Ellips recently supplied the system for internal quality sorting to their partner, GP Graders in Melbourne.

“We set up a demo-unit in their factory. We were given a box of rejected apples by a competing sorting machine. Our system flawlessly picked the good apples from that box. We emptied half the box! Otherwise 750 dollar would have been just thrown out. You could save quite a bit on an entire orchard that way. Internal quality sorting is often seen as an expensive measuring method. That might be true if you don’t have much internal quality problems, but when a year is bad qualitatively, every packer with optical sorting technology wants to use it. The choice then is throwing everything out or picking out the good product.”

“Supermarkets and consumers make high demands on their fruit and vegetables. They want high and constant quality. Damages are accepted less and less. By sorting mechanically or manually, damages occur too often,” Erwin continues.

“Over the years we developed a system that can accurately decide on the internal quality of a product in addition to the external quality. Defects like rot, but also sugar content, dry dust, acidity and ripeness can be accurately measured. The system knows how to accurately distinguish between ‘bad’ and ‘good’ products.”

“Our software TrueSort is used by more than 3,500 sorters throughout the world,” Erwin says. When asked about their secret, the programmer answers: “Years of studying. I started developing software programmes for sorting machines in 1989. We studied tens of thousands of apples and onions to find out what the bottleneck was in sorting. We then started programming for that. In those 25 years, we built ourselves a knowledge advantage.”

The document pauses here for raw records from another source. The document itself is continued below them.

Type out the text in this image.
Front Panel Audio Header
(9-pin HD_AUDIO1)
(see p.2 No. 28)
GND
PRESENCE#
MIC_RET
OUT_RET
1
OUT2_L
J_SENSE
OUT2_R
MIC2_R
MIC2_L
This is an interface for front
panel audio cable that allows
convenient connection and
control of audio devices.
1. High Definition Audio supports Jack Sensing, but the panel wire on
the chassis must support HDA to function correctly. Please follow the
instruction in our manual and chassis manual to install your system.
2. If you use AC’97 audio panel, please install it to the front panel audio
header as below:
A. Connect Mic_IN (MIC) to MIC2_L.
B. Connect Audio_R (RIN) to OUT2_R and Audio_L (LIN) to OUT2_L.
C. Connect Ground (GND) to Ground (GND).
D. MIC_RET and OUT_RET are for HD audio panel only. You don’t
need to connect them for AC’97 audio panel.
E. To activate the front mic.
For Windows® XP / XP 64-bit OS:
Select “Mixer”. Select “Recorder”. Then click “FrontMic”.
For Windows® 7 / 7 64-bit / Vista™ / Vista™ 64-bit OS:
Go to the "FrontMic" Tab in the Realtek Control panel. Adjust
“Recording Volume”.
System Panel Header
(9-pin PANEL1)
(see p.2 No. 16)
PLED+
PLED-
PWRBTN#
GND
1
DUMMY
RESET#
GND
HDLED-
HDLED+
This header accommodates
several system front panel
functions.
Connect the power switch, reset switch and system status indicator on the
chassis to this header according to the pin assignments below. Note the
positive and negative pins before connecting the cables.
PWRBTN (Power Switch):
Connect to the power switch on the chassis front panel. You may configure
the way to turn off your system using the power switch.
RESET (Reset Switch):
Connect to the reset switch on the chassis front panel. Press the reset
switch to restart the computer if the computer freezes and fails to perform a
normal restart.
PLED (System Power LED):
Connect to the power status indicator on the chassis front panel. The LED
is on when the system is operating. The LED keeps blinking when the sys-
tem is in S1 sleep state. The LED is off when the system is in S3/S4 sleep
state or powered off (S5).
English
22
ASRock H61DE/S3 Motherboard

“Onions are the most difficult fresh produce product, regarding the sorting of internal quality, and that’s how we started. Compared to that, apples are much easier. But we definitely recognise we can still improve. For example, there are major differences between varieties. Sorting an Envy apple is going incredibly well. We recently had only one mistake in a test of 1,500 apples, that’s practically abnormal. But a variety like Honeycrisp is a much more difficult apple because of its local defects,” Erwin says.

“I sometimes see packing stations that could make you cry. Such an enormous amount of good apples are thrown away. Such food waste! If you then show growers and packers how to improve quality sorting, it becomes a no brainer. Our approach is unique in that regard. Most competitors are machine manufacturers that supply sorting software on the side, which is suitable to only their own machines. Our standard software can be used on every sorting machine, no matter what brand, and it can also be used on both old and new machines.”